Si tratta ormai di una nuova conversione: non più
all’isolamento per vivere solo con Gesù ma alla relazione con tutti e in mezzo
alla quale Gesù non cesserà di esserci. All’allontanamento da tutto succederà
l’avvicinamento a tutti, mentre non si estinguerà la gioia di avere con sé Gesù
nell’eucaristia, compagno invisibile ma reale nella povertà e promessa di
conforto anche estremo ai militari delle varie guarnigioni presenti intorno e
dove lo sollecitavano i suoi amici-ammiratori di sempre.

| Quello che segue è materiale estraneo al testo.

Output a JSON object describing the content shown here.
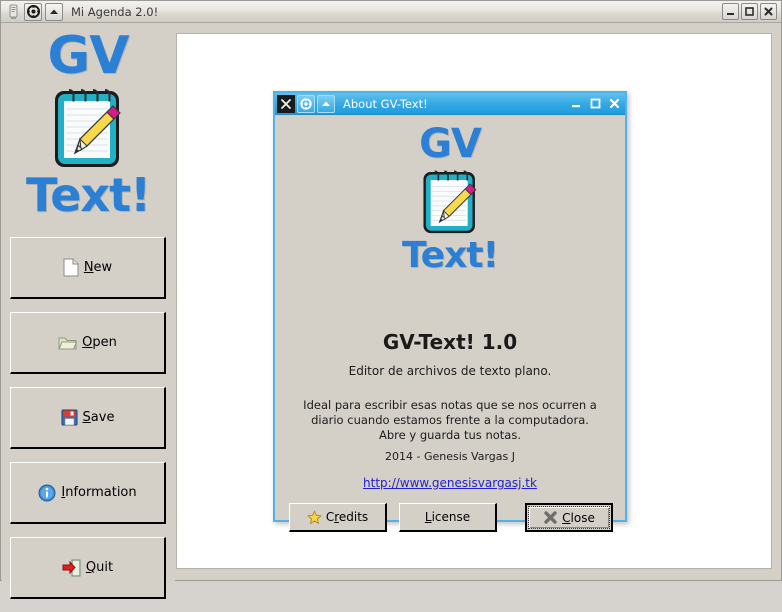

«Vedo quelle regioni senza un solo prete, mi rendo conto che
sono l’unico prete in grado di raggiungerle e mi sento irresistibilmente e
sempre più spinto ad andarvi». Ed è «desiderabile che i musulmani vedano di
quando in quando un ministro di Nostro Signore» prendersi cura spirituale dei
cristiani lontani dalla patria. Non che si sentisse missionario nel senso
classico: semplicemente, entro la sua vita con i tuareg rispondeva a bisogni
del momento rendendo presente il Signore che adorava secondo il suo carisma
nella solitudine.
Un capitolo di grande spessore culturale non solo per quei
popoli erano i suoi lavori linguistici ai quali nei suoi programmi precisi
dedicava dieci ore e mezza al giorno, e che poi volle a ogni costo venissero
pubblicati anonimi, in fedeltà assoluta al proprio vivere sconosciuto come Gesù
a Nazaret. Ma non mancavano le occasioni di conversare nelle lingue vive con le
persone ormai amiche, sia a Beni Abbès che a Tamanrasset nell’Hoggar dove si
insediò nel 1905.
Ed è proprio a Tamanrasset, nella solitudine di quell’arido
altopiano, che sperimenterà la portata reale della sua scelta di abbandono a
una vita con Gesù solo. È il momento della malattia, che lo vede prostrato in
estremo esaurimento fisico, isolato dalle poche persone abitanti vicino a lui,
privo di risorse terapeutiche, senza eucaristia. Il momento in cui prova la
povertà nella sua essenza: l’aver bisogno degli altri. Il momento in cui sono i
pochi tuareg vicini e amici a salvarlo, andando «a scovare nel raggio di
quattro chilometri tutte le capre che avessero un po’ di latte in questa
terribile siccità».
Otto anni dopo, il primo dicembre del 1916, durante una
rivolta venne ucciso da una fucilata come un qualsiasi anonimo tuareg.